For Ireland, the most awkward irony of Brexit may be that it’s just lost its closest ally in Europe.
“In practice, despite our enormous differences, Ireland aligned itself with the United Kingdom on most of the everyday issues that the European Union dealt with,” Deputy Prime Minister Leo Varadkar told a European Movement Ireland seminar attended by lawmakers from Britain and Germany.
“As a free-trade, pro-enterprise and pro-competition champion, we tended to adopt similar positions and similar opt-outs to the U.K.,” said Varadkar, who noted that both nations “look west to America” as much as they look east to Europe.
“The European Union without the United Kingdom,” he said, “is a weaker and poorer place.”

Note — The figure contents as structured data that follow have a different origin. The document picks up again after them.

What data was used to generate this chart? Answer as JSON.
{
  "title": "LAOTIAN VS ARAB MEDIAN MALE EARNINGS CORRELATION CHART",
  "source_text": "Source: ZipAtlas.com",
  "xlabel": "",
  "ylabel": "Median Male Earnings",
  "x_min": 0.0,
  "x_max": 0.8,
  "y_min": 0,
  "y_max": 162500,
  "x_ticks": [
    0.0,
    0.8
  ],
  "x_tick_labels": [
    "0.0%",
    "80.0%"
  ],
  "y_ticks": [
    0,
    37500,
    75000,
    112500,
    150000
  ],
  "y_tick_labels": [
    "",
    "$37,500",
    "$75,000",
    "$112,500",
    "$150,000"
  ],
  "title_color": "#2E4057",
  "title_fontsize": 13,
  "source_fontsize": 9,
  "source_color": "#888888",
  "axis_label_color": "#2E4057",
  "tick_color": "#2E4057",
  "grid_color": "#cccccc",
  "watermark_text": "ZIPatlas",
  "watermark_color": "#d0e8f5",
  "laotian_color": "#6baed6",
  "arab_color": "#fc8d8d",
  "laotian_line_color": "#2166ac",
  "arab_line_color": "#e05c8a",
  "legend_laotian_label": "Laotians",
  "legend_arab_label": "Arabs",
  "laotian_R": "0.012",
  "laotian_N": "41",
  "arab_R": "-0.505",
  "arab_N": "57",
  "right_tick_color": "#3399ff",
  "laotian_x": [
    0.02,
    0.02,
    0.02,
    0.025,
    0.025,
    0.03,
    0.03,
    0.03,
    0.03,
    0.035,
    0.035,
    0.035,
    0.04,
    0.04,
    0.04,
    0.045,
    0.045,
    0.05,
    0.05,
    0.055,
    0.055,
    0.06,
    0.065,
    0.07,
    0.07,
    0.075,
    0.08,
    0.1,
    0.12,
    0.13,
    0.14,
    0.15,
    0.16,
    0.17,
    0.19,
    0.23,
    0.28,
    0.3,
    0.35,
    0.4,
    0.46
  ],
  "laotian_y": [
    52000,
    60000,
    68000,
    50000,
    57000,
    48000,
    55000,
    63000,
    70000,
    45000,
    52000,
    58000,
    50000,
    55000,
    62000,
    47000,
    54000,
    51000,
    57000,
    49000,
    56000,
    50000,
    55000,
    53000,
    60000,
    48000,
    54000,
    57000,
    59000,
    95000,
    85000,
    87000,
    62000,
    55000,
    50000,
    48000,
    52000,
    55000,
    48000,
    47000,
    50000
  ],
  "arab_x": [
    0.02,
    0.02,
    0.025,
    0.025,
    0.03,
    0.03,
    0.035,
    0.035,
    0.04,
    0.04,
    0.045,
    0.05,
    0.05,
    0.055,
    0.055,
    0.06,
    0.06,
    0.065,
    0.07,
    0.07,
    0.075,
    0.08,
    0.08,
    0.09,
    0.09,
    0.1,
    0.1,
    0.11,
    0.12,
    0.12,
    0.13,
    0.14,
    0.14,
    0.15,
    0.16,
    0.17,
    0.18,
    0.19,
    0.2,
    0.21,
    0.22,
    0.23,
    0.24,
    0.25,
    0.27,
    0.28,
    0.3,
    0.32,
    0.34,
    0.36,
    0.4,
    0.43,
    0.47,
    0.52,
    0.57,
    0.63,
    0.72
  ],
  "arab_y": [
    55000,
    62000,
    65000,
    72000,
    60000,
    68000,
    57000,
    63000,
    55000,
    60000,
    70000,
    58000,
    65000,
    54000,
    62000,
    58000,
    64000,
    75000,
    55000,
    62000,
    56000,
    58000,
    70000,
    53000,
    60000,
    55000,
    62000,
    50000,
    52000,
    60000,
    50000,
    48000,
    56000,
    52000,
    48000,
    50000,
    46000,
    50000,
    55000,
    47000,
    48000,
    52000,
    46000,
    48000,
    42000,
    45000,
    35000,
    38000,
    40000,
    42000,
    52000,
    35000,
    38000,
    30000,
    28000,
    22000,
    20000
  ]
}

It also has become a more complicated place for an Ireland whose interests still substantially overlap with Britain’s. Varadkar — the leader of Ireland’s most pro-European party, Fine Gael — predicted that Ireland “always will remain pro-European” but must mend strained relations with London as a top priority.

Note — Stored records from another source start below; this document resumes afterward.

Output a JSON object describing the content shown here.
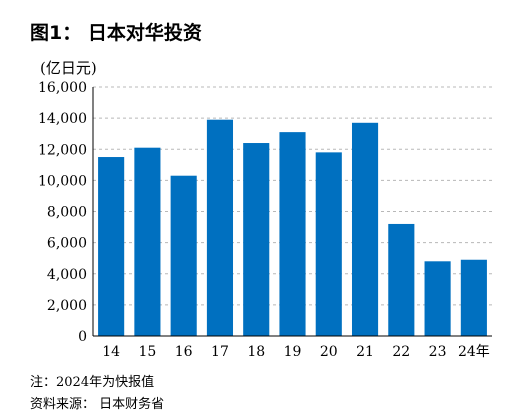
{
  "chart_data": {
    "type": "bar",
    "title": "图1： 日本对华投资",
    "ylabel": "(亿日元)",
    "categories": [
      "14",
      "15",
      "16",
      "17",
      "18",
      "19",
      "20",
      "21",
      "22",
      "23",
      "24年"
    ],
    "values": [
      11500,
      12100,
      10300,
      13900,
      12400,
      13100,
      11800,
      13700,
      7200,
      4800,
      4900
    ],
    "ylim": [
      0,
      16000
    ],
    "yticks": [
      0,
      2000,
      4000,
      6000,
      8000,
      10000,
      12000,
      14000,
      16000
    ],
    "ytick_labels": [
      "0",
      "2,000",
      "4,000",
      "6,000",
      "8,000",
      "10,000",
      "12,000",
      "14,000",
      "16,000"
    ],
    "grid": true,
    "bar_color": "#0070c0"
  },
  "footnotes": {
    "note": "注：2024年为快报值",
    "source": "资料来源： 日本财务省"
  }
}
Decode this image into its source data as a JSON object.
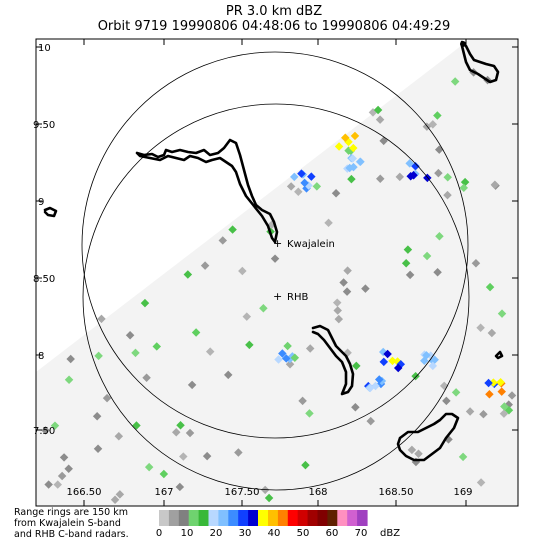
{
  "header": {
    "line1": "PR  3.0 km dBZ",
    "line2": "Orbit 9719 19990806 04:48:06 to 19990806 04:49:29"
  },
  "map": {
    "lat_labels": [
      "10",
      "9.50",
      "9",
      "8.50",
      "8",
      "7.50"
    ],
    "lon_labels": [
      "166.50",
      "167",
      "167.50",
      "168",
      "168.50",
      "169"
    ],
    "sites": [
      {
        "label": "Kwajalein"
      },
      {
        "label": "RHB"
      }
    ],
    "swath_color": "#f3f3f3"
  },
  "footer": {
    "note_line1": "Range rings are 150 km",
    "note_line2": "from Kwajalein S-band",
    "note_line3": "and RHB C-band radars.",
    "colorbar_ticks": [
      "0",
      "10",
      "20",
      "30",
      "40",
      "50",
      "60",
      "70"
    ],
    "colorbar_unit": "dBZ",
    "colorbar_colors": [
      "#c8c8c8",
      "#a0a0a0",
      "#808080",
      "#6fd36f",
      "#38b838",
      "#b8d8ff",
      "#80c0ff",
      "#3c8cff",
      "#1040ff",
      "#0000d0",
      "#ffff00",
      "#ffc000",
      "#ff8000",
      "#ff0000",
      "#d00000",
      "#a00000",
      "#800000",
      "#602000",
      "#ff90c0",
      "#d060d0",
      "#a040c0"
    ]
  }
}
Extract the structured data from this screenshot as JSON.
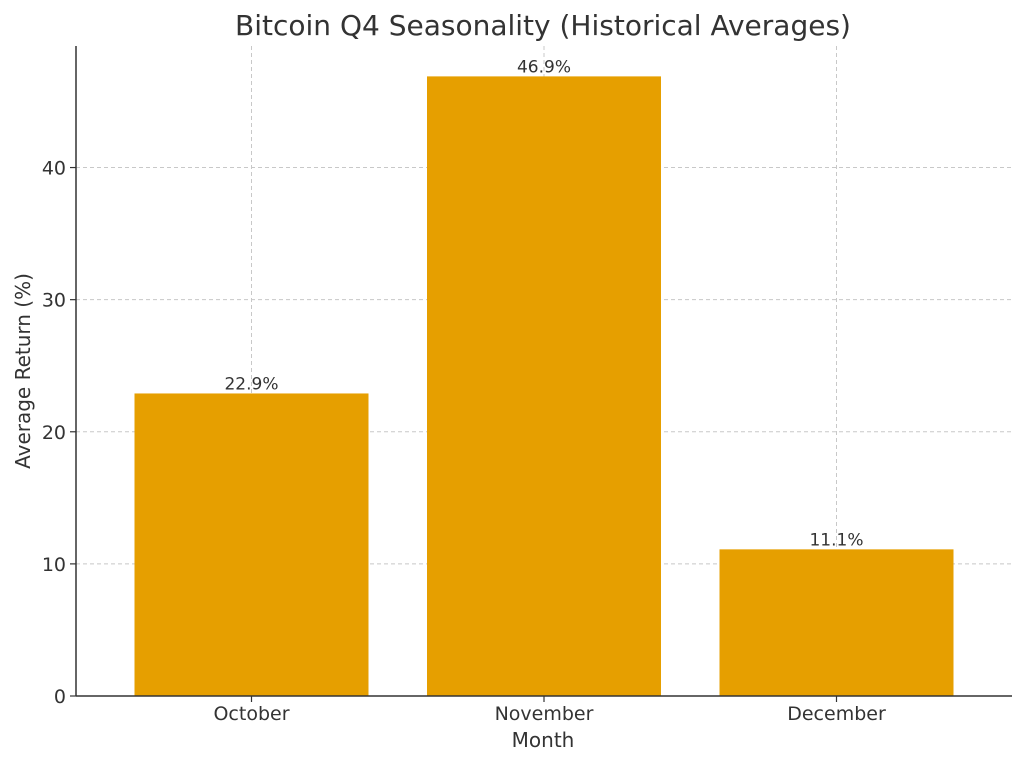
{
  "chart_data": {
    "type": "bar",
    "title": "Bitcoin Q4 Seasonality (Historical Averages)",
    "xlabel": "Month",
    "ylabel": "Average Return (%)",
    "categories": [
      "October",
      "November",
      "December"
    ],
    "values": [
      22.9,
      46.9,
      11.1
    ],
    "value_labels": [
      "22.9%",
      "46.9%",
      "11.1%"
    ],
    "ylim": [
      0,
      49.2
    ],
    "yticks": [
      0,
      10,
      20,
      30,
      40
    ],
    "grid": true,
    "bar_color": "#E69F00"
  }
}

Ireland and the U.K. entered the then-European Economic Community together in 1973 at a time when Ireland’s currency, the punt, was still officially anchored to the British pound. Ireland’s economic dependence on Britain meant it could never have moved into Europe on its own.

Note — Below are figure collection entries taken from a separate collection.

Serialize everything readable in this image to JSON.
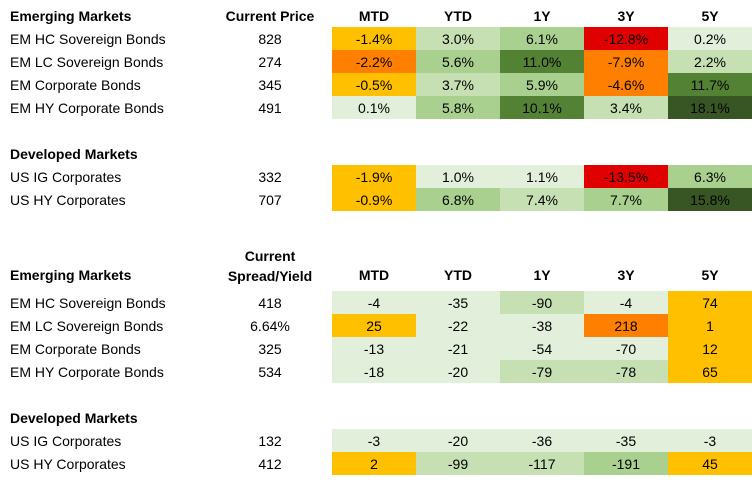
{
  "colors": {
    "heat_map": {
      "dark_red": "#e00000",
      "orange": "#ff7f00",
      "amber": "#ffc000",
      "pale_green": "#e2efda",
      "light_green": "#c6e0b4",
      "mid_green": "#a9d08e",
      "deep_green": "#70ad47",
      "dark_green": "#548235",
      "darkest_green": "#375623"
    }
  },
  "table1": {
    "header": {
      "section": "Emerging Markets",
      "price": "Current Price",
      "cols": [
        "MTD",
        "YTD",
        "1Y",
        "3Y",
        "5Y"
      ]
    },
    "em_rows": [
      {
        "name": "EM HC Sovereign Bonds",
        "price": "828",
        "cells": [
          {
            "v": "-1.4%",
            "c": "amber"
          },
          {
            "v": "3.0%",
            "c": "light_green"
          },
          {
            "v": "6.1%",
            "c": "mid_green"
          },
          {
            "v": "-12.8%",
            "c": "dark_red"
          },
          {
            "v": "0.2%",
            "c": "pale_green"
          }
        ]
      },
      {
        "name": "EM LC Sovereign Bonds",
        "price": "274",
        "cells": [
          {
            "v": "-2.2%",
            "c": "orange"
          },
          {
            "v": "5.6%",
            "c": "mid_green"
          },
          {
            "v": "11.0%",
            "c": "dark_green"
          },
          {
            "v": "-7.9%",
            "c": "orange"
          },
          {
            "v": "2.2%",
            "c": "light_green"
          }
        ]
      },
      {
        "name": "EM Corporate Bonds",
        "price": "345",
        "cells": [
          {
            "v": "-0.5%",
            "c": "amber"
          },
          {
            "v": "3.7%",
            "c": "light_green"
          },
          {
            "v": "5.9%",
            "c": "mid_green"
          },
          {
            "v": "-4.6%",
            "c": "orange"
          },
          {
            "v": "11.7%",
            "c": "dark_green"
          }
        ]
      },
      {
        "name": "EM HY Corporate Bonds",
        "price": "491",
        "cells": [
          {
            "v": "0.1%",
            "c": "pale_green"
          },
          {
            "v": "5.8%",
            "c": "mid_green"
          },
          {
            "v": "10.1%",
            "c": "dark_green"
          },
          {
            "v": "3.4%",
            "c": "light_green"
          },
          {
            "v": "18.1%",
            "c": "darkest_green"
          }
        ]
      }
    ],
    "dm_section": "Developed Markets",
    "dm_rows": [
      {
        "name": "US IG Corporates",
        "price": "332",
        "cells": [
          {
            "v": "-1.9%",
            "c": "amber"
          },
          {
            "v": "1.0%",
            "c": "pale_green"
          },
          {
            "v": "1.1%",
            "c": "pale_green"
          },
          {
            "v": "-13.5%",
            "c": "dark_red"
          },
          {
            "v": "6.3%",
            "c": "mid_green"
          }
        ]
      },
      {
        "name": "US HY Corporates",
        "price": "707",
        "cells": [
          {
            "v": "-0.9%",
            "c": "amber"
          },
          {
            "v": "6.8%",
            "c": "mid_green"
          },
          {
            "v": "7.4%",
            "c": "light_green"
          },
          {
            "v": "7.7%",
            "c": "mid_green"
          },
          {
            "v": "15.8%",
            "c": "darkest_green"
          }
        ]
      }
    ]
  },
  "table2": {
    "header": {
      "section": "Emerging Markets",
      "price_line1": "Current",
      "price_line2": "Spread/Yield",
      "cols": [
        "MTD",
        "YTD",
        "1Y",
        "3Y",
        "5Y"
      ]
    },
    "em_rows": [
      {
        "name": "EM HC Sovereign Bonds",
        "price": "418",
        "cells": [
          {
            "v": "-4",
            "c": "pale_green"
          },
          {
            "v": "-35",
            "c": "pale_green"
          },
          {
            "v": "-90",
            "c": "light_green"
          },
          {
            "v": "-4",
            "c": "pale_green"
          },
          {
            "v": "74",
            "c": "amber"
          }
        ]
      },
      {
        "name": "EM LC Sovereign Bonds",
        "price": "6.64%",
        "cells": [
          {
            "v": "25",
            "c": "amber"
          },
          {
            "v": "-22",
            "c": "pale_green"
          },
          {
            "v": "-38",
            "c": "pale_green"
          },
          {
            "v": "218",
            "c": "orange"
          },
          {
            "v": "1",
            "c": "amber"
          }
        ]
      },
      {
        "name": "EM Corporate Bonds",
        "price": "325",
        "cells": [
          {
            "v": "-13",
            "c": "pale_green"
          },
          {
            "v": "-21",
            "c": "pale_green"
          },
          {
            "v": "-54",
            "c": "pale_green"
          },
          {
            "v": "-70",
            "c": "pale_green"
          },
          {
            "v": "12",
            "c": "amber"
          }
        ]
      },
      {
        "name": "EM HY Corporate Bonds",
        "price": "534",
        "cells": [
          {
            "v": "-18",
            "c": "pale_green"
          },
          {
            "v": "-20",
            "c": "pale_green"
          },
          {
            "v": "-79",
            "c": "light_green"
          },
          {
            "v": "-78",
            "c": "light_green"
          },
          {
            "v": "65",
            "c": "amber"
          }
        ]
      }
    ],
    "dm_section": "Developed Markets",
    "dm_rows": [
      {
        "name": "US IG Corporates",
        "price": "132",
        "cells": [
          {
            "v": "-3",
            "c": "pale_green"
          },
          {
            "v": "-20",
            "c": "pale_green"
          },
          {
            "v": "-36",
            "c": "pale_green"
          },
          {
            "v": "-35",
            "c": "pale_green"
          },
          {
            "v": "-3",
            "c": "pale_green"
          }
        ]
      },
      {
        "name": "US HY Corporates",
        "price": "412",
        "cells": [
          {
            "v": "2",
            "c": "amber"
          },
          {
            "v": "-99",
            "c": "light_green"
          },
          {
            "v": "-117",
            "c": "light_green"
          },
          {
            "v": "-191",
            "c": "mid_green"
          },
          {
            "v": "45",
            "c": "amber"
          }
        ]
      }
    ]
  }
}
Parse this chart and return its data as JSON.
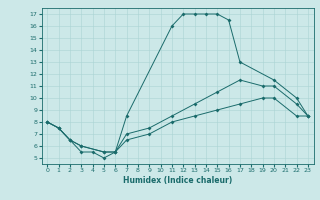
{
  "xlabel": "Humidex (Indice chaleur)",
  "bg_color": "#cce8e8",
  "line_color": "#1a6b6b",
  "grid_color": "#aad4d4",
  "xlim": [
    -0.5,
    23.5
  ],
  "ylim": [
    4.5,
    17.5
  ],
  "xticks": [
    0,
    1,
    2,
    3,
    4,
    5,
    6,
    7,
    8,
    9,
    10,
    11,
    12,
    13,
    14,
    15,
    16,
    17,
    18,
    19,
    20,
    21,
    22,
    23
  ],
  "yticks": [
    5,
    6,
    7,
    8,
    9,
    10,
    11,
    12,
    13,
    14,
    15,
    16,
    17
  ],
  "line1": {
    "x": [
      0,
      1,
      2,
      3,
      4,
      5,
      6,
      7,
      11,
      12,
      13,
      14,
      15,
      16,
      17,
      20,
      22,
      23
    ],
    "y": [
      8,
      7.5,
      6.5,
      5.5,
      5.5,
      5.0,
      5.5,
      8.5,
      16.0,
      17.0,
      17.0,
      17.0,
      17.0,
      16.5,
      13.0,
      11.5,
      10.0,
      8.5
    ]
  },
  "line2": {
    "x": [
      0,
      1,
      2,
      3,
      5,
      6,
      7,
      9,
      11,
      13,
      15,
      17,
      19,
      20,
      22,
      23
    ],
    "y": [
      8,
      7.5,
      6.5,
      6.0,
      5.5,
      5.5,
      7.0,
      7.5,
      8.5,
      9.5,
      10.5,
      11.5,
      11.0,
      11.0,
      9.5,
      8.5
    ]
  },
  "line3": {
    "x": [
      0,
      1,
      2,
      3,
      5,
      6,
      7,
      9,
      11,
      13,
      15,
      17,
      19,
      20,
      22,
      23
    ],
    "y": [
      8,
      7.5,
      6.5,
      6.0,
      5.5,
      5.5,
      6.5,
      7.0,
      8.0,
      8.5,
      9.0,
      9.5,
      10.0,
      10.0,
      8.5,
      8.5
    ]
  }
}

In time, Ireland wooed hundreds of U.S. multinationals to transform its economy and shifted its currency reliance to the euro, which Varadkar said had brought Ireland “price stability and low interest rates for decades now.”
Britain’s departure from European institutions means that the Irish no longer have such regular contact with their British counterparts at a time when good working relations are critical, particularly to get back on the same page over Northern Ireland.
“There needs to be more engagement between the U.K. and Irish governments,” Varadkar said. “This engagement used to happen between British and Irish ministers as a matter of course, at the fringes of EU Council meetings in Brussels and Luxembourg, and in the daily interactions of officials in the corridors of the EU institutions.”
Today, he said, Anglo-Irish cooperation suffers from “a big gap — and not just because of the pandemic. We’re not talking or interacting as much as we used to before.”
Since Brexit became a reality of cross-border trade on January 1, Ireland has annoyed other EU members by expressing sympathy with Britain’s position in a series of disputes. That includes the U.K.’s half-hearted rollout of EU customs checks on goods shipped from Britain to Northern Ireland — the one-way “sea border” created by the trade deal’s Irish protocol loathed by northern unionists.
Varadkar stressed that, in ongoing EU-U.K. negotiations to defuse those tensions and agree on ways to make the protocol work, Brussels and London should stop finger-pointing and accept they both played a role in unnecessarily complicating checks at Northern Ireland ports.
Varadkar said that, at times, when he hears Brexit minister David Frost complaining about the new bureaucratic hurdles, “his script could have been mine as to where the landing zone for a practical solution is.”
Varadkar said ongoing talks between Frost and European Commission Vice President Maroš Šefčovič must “ensure that the U.K. fully owns and honors the protocol they signed up to.”
But achieving progress, he said, “also requires realism, generosity, practicality and reduced officiousness from Brussels.”